Asiye kurtulacak, bebeği kurtulacak, Tahir'e zaten bir şey olmadı, Nefes Vedat'ın yanından alınacak. Peki Nefes ve Tahir de kırılan parçalar nasıl kurtulacak. Nefes ve Yiğit Tahir'in ailesi ama yuvası bildiği yer ve insanlar ailesini kabul etmiyor. Her fırsatta kanatıyorlar. Bir daha onları o eve götürmek, alıp Vedat'ın evinin önüne bırakmaktan farklı mı ? Tüm bunlarda en az o kadar acımasız işkenceler değil mi ? Tahir'in bunu Nefes ve Yiğit'e yapmayacağını umuyorum. Bazı şeyler zorlanmadan kendi akışına bırakılmalı. Çünkü zorla aile olunmuyor.

Sisifos Yorgun

Deli Tahir ile ilgili en rahatsız olduğum şeylerden birisidir benim canımın bir önemi yok tavrı. Hayır önemi var, hem de çok önemi var. Sen Nefes 'in umudusun, seni öldürmek umudu öldürmek demektir ki Nefes'e hayatında ilk kez hakkıyla nefes aldıran bu umuttur. Her şeyi geçelim kendisine bir şey olsa Nefes'i parçalara ayıracak insanlar bir ordu gibi beklerken ve orduya ileri emrini kendi ailesinden birilerinin verebileceği açıkken, onu bu zombi ordusu ile başbaşa bırakıp gidebilmeyi göze almasını cesurca falan bulmak yerine bir kötülük olarak görüyordum.
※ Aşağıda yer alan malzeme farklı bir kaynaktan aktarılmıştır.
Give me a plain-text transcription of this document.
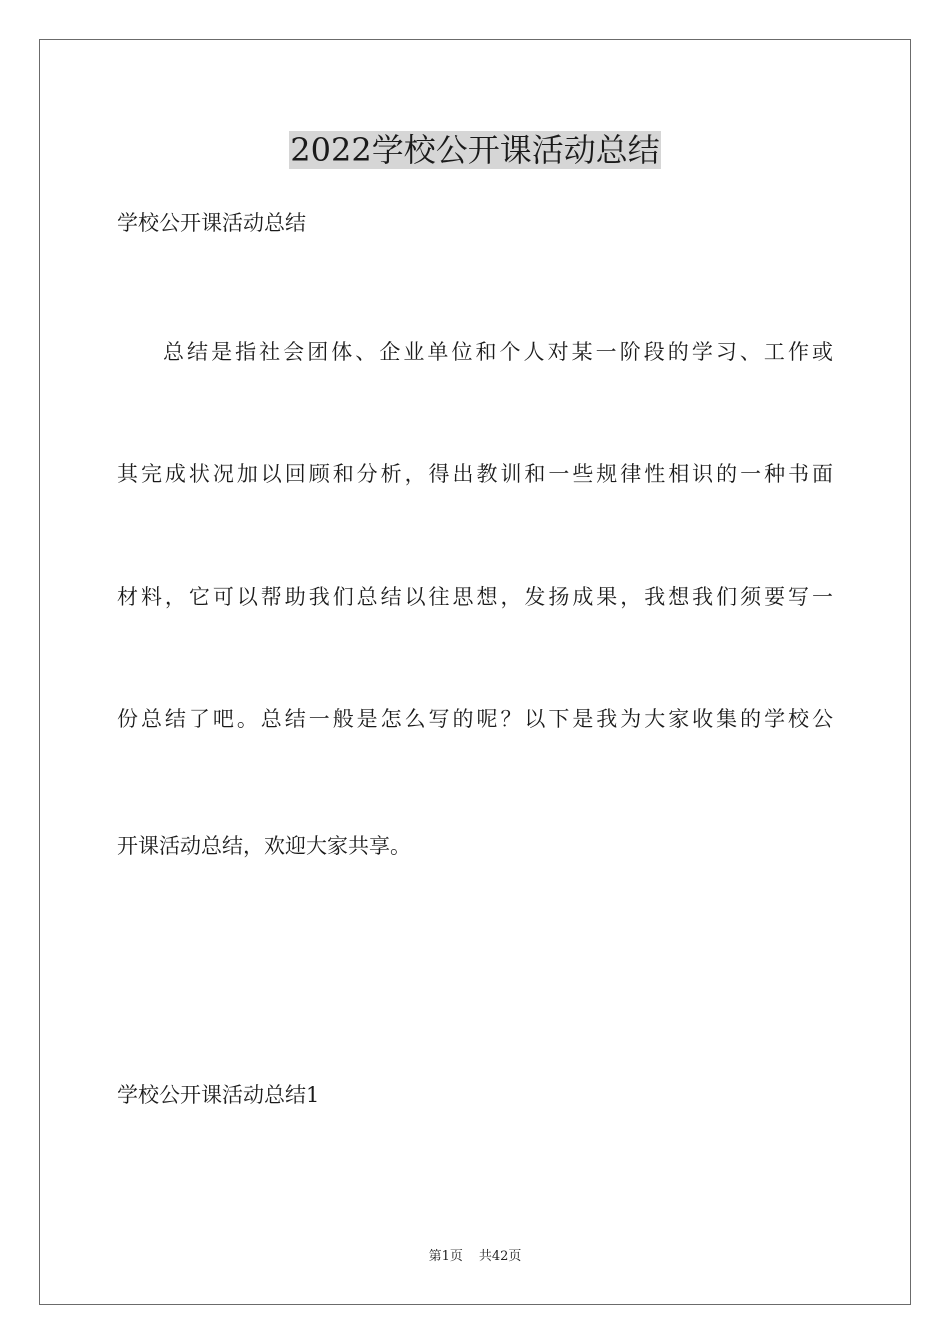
2022学校公开课活动总结

学校公开课活动总结

总结是指社会团体、企业单位和个人对某一阶段的学习、工作或

其完成状况加以回顾和分析，得出教训和一些规律性相识的一种书面

材料，它可以帮助我们总结以往思想，发扬成果，我想我们须要写一

份总结了吧。总结一般是怎么写的呢？以下是我为大家收集的学校公

开课活动总结，欢迎大家共享。

学校公开课活动总结1

第1页 共42页
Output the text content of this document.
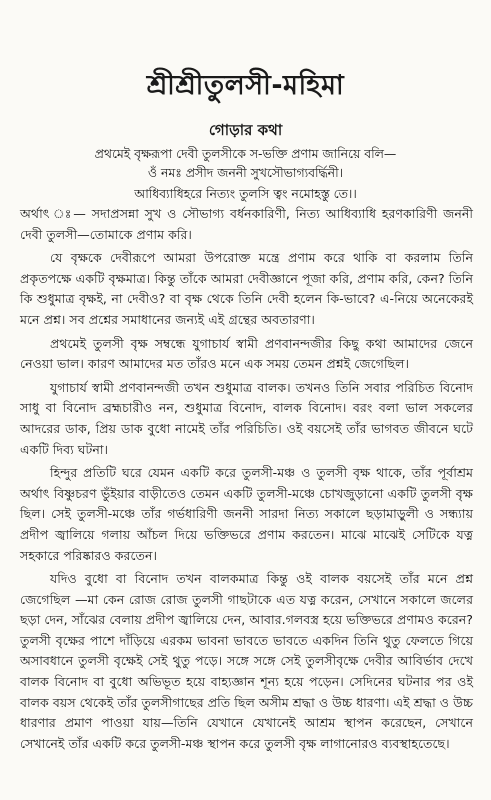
শ্রীশ্রীতুলসী-মহিমা
গোড়ার কথা
প্রথমেই বৃক্ষরূপা দেবী তুলসীকে স-ভক্তি প্রণাম জানিয়ে বলি—
ওঁ নমঃ প্রসীদ জননী সুখসৌভাগ্যবর্দ্ধিনী।
আধিব্যাধিহরে নিত্যং তুলসি ত্বং নমোহস্তু তে।।

অর্থাৎ ঃ— সদাপ্রসন্না সুখ ও সৌভাগ্য বর্ধনকারিণী, নিত্য আধিব্যাধি হরণকারিণী জননী দেবী তুলসী—তোমাকে প্রণাম করি।

যে বৃক্ষকে দেবীরূপে আমরা উপরোক্ত মন্ত্রে প্রণাম করে থাকি বা করলাম তিনি প্রকৃতপক্ষে একটি বৃক্ষমাত্র। কিন্তু তাঁকে আমরা দেবীজ্ঞানে পূজা করি, প্রণাম করি, কেন? তিনি কি শুধুমাত্র বৃক্ষই, না দেবীও? বা বৃক্ষ থেকে তিনি দেবী হলেন কি-ভাবে? এ-নিয়ে অনেকেরই মনে প্রশ্ন। সব প্রশ্নের সমাধানের জন্যই এই গ্রন্থের অবতারণা।

প্রথমেই তুলসী বৃক্ষ সম্বন্ধে যুগাচার্য স্বামী প্রণবানন্দজীর কিছু কথা আমাদের জেনে নেওয়া ভাল। কারণ আমাদের মত তাঁরও মনে এক সময় তেমন প্রশ্নই জেগেছিল।

যুগাচার্য স্বামী প্রণবানন্দজী তখন শুধুমাত্র বালক। তখনও তিনি সবার পরিচিত বিনোদ সাধু বা বিনোদ ব্রহ্মচারীও নন, শুধুমাত্র বিনোদ, বালক বিনোদ। বরং বলা ভাল সকলের আদরের ডাক, প্রিয় ডাক বুধো নামেই তাঁর পরিচিতি। ওই বয়সেই তাঁর ভাগবত জীবনে ঘটে একটি দিব্য ঘটনা।

হিন্দুর প্রতিটি ঘরে যেমন একটি করে তুলসী-মঞ্চ ও তুলসী বৃক্ষ থাকে, তাঁর পূর্বাশ্রম অর্থাৎ বিষ্ণুচরণ ভুঁইয়ার বাড়ীতেও তেমন একটি তুলসী-মঞ্চে চোখজুড়ানো একটি তুলসী বৃক্ষ ছিল। সেই তুলসী-মঞ্চে তাঁর গর্ভধারিণী জননী সারদা নিত্য সকালে ছড়ামাড়ুলী ও সন্ধ্যায় প্রদীপ জ্বালিয়ে গলায় আঁচল দিয়ে ভক্তিভরে প্রণাম করতেন। মাঝে মাঝেই সেটিকে যত্ন সহকারে পরিষ্কারও করতেন।

যদিও বুধো বা বিনোদ তখন বালকমাত্র কিন্তু ওই বালক বয়সেই তাঁর মনে প্রশ্ন জেগেছিল —মা কেন রোজ রোজ তুলসী গাছটাকে এত যত্ন করেন, সেখানে সকালে জলের ছড়া দেন, সাঁঝের বেলায় প্রদীপ জ্বালিয়ে দেন, আবার.গলবস্ত্র হয়ে ভক্তিভরে প্রণামও করেন? তুলসী বৃক্ষের পাশে দাঁড়িয়ে এরকম ভাবনা ভাবতে ভাবতে একদিন তিনি থুতু ফেলতে গিয়ে অসাবধানে তুলসী বৃক্ষেই সেই থুতু পড়ে। সঙ্গে সঙ্গে সেই তুলসীবৃক্ষে দেবীর আবির্ভাব দেখে বালক বিনোদ বা বুধো অভিভূত হয়ে বাহ্যজ্ঞান শূন্য হয়ে পড়েন। সেদিনের ঘটনার পর ওই বালক বয়স থেকেই তাঁর তুলসীগাছের প্রতি ছিল অসীম শ্রদ্ধা ও উচ্চ ধারণা। এই শ্রদ্ধা ও উচ্চ ধারণার প্রমাণ পাওয়া যায়—তিনি যেখানে যেখানেই আশ্রম স্থাপন করেছেন, সেখানে সেখানেই তাঁর একটি করে তুলসী-মঞ্চ স্থাপন করে তুলসী বৃক্ষ লাগানোরও ব্যবস্থাহতেছে।
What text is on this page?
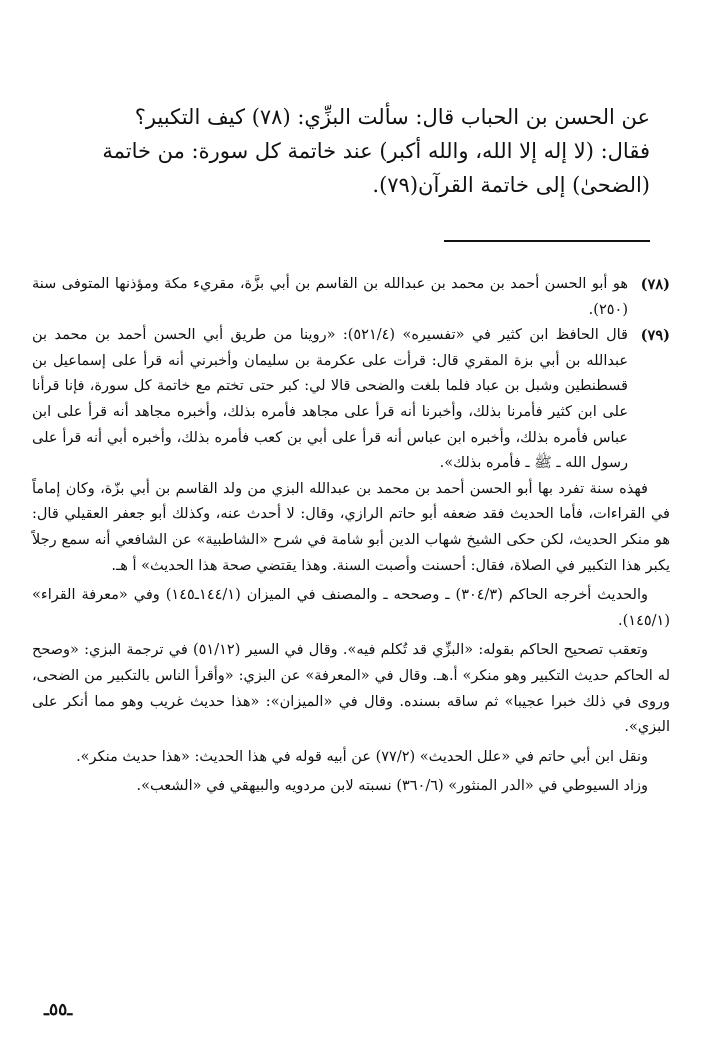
عن الحسن بن الحباب قال: سألت البزِّي: (٧٨) كيف التكبير؟

فقال: (لا إله إلا الله، والله أكبر) عند خاتمة كل سورة: من خاتمة

(الضحىٰ) إلى خاتمة القرآن(٧٩).

(٧٨)

هو أبو الحسن أحمد بن محمد بن عبدالله بن القاسم بن أبي بزَّة، مقريء مكة ومؤذنها المتوفى سنة (٢٥٠).

(٧٩)

قال الحافظ ابن كثير في «تفسيره» (٥٢١/٤): «روينا من طريق أبي الحسن أحمد بن محمد بن عبدالله بن أبي بزة المقري قال: قرأت على عكرمة بن سليمان وأخبرني أنه قرأ على إسماعيل بن قسطنطين وشبل بن عباد فلما بلغت والضحى قالا لي: كبر حتى تختم مع خاتمة كل سورة، فإنا قرأنا على ابن كثير فأمرنا بذلك، وأخبرنا أنه قرأ على مجاهد فأمره بذلك، وأخبره مجاهد أنه قرأ على ابن عباس فأمره بذلك، وأخبره ابن عباس أنه قرأ على أبي بن كعب فأمره بذلك، وأخبره أبي أنه قرأ على رسول الله ـ ﷺ ـ فأمره بذلك».

فهذه سنة تفرد بها أبو الحسن أحمد بن محمد بن عبدالله البزي من ولد القاسم بن أبي بزّة، وكان إماماً في القراءات، فأما الحديث فقد ضعفه أبو حاتم الرازي، وقال: لا أحدث عنه، وكذلك أبو جعفر العقيلي قال: هو منكر الحديث، لكن حكى الشيخ شهاب الدين أبو شامة في شرح «الشاطبية» عن الشافعي أنه سمع رجلاً يكبر هذا التكبير في الصلاة، فقال: أحسنت وأصبت السنة. وهذا يقتضي صحة هذا الحديث» أ هـ.

والحديث أخرجه الحاكم (٣٠٤/٣) ـ وصححه ـ والمصنف في الميزان (١٤٤/١ـ١٤٥) وفي «معرفة القراء» (١٤٥/١).

وتعقب تصحيح الحاكم بقوله: «البزِّي قد تُكلم فيه». وقال في السير (٥١/١٢) في ترجمة البزي: «وصحح له الحاكم حديث التكبير وهو منكر» أ.هـ. وقال في «المعرفة» عن البزي: «وأقرأ الناس بالتكبير من الضحى، وروى في ذلك خبرا عجيبا» ثم ساقه بسنده. وقال في «الميزان»: «هذا حديث غريب وهو مما أنكر على البزي».

ونقل ابن أبي حاتم في «علل الحديث» (٧٧/٢) عن أبيه قوله في هذا الحديث: «هذا حديث منكر».

وزاد السيوطي في «الدر المنثور» (٣٦٠/٦) نسبته لابن مردويه والبيهقي في «الشعب».

ـ٥٥ـ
Ama sonra Tahir' in Vedat ile olan bir konuşmasını hatırladım. "En kötü ben mezara sen hapise girersin. Karımda çocukları ile birlikte rahat rahat yaşar. Bir Kaleli olarak."  Tahir ailesine güveniyordu. Ama ordan bugüne doğru yavaş yavaş bu işte yalnız olduklarını hissetmeye başladı. Çünkü Mercan'ın asılması ve vurulma ile gelen süreçle birlikte kendisine bir şey olursa, güçsüz düşerse Nefes'e ne yapacaklarını görmeye başlamıştı. Zamanla bu onun kendi canına da sıkı sıkıya sarılmasını sağladı.

İşte bu yüzden bu olayda hemen Nefes'i kapı dışarı eden ailesine karşı görevini yerine getirirken, canını da emniyete almayı ihmal etmedi. Vedat'ın söylediği yere, çekil yelek giyerek gitti. Artık tedbirsiz olma şansı ve hakkı olmadığını biliyordu. Hele ki başını Nefesi korumaya koymuş bir adam olarak. İşte bu beni mutlu etti. Çünkü Tahir artık sadece kahraman değil eş te olmaya başlıyordu.

Ama gel gelelim ki, Tahir önlemini almış abisine de bunu göstermiş ve sorunu çözmüş olsa bile. O silah bir abinin elinden, kardeşine ateşlendi. İşler kardeşi kardeşe kırdırmaya geldi. Ve tüm bunlar senin yüzünden diye bağırılırken, Sisifos omuzunda artan yükün ağırlığı ile nasıl yalpalamasın.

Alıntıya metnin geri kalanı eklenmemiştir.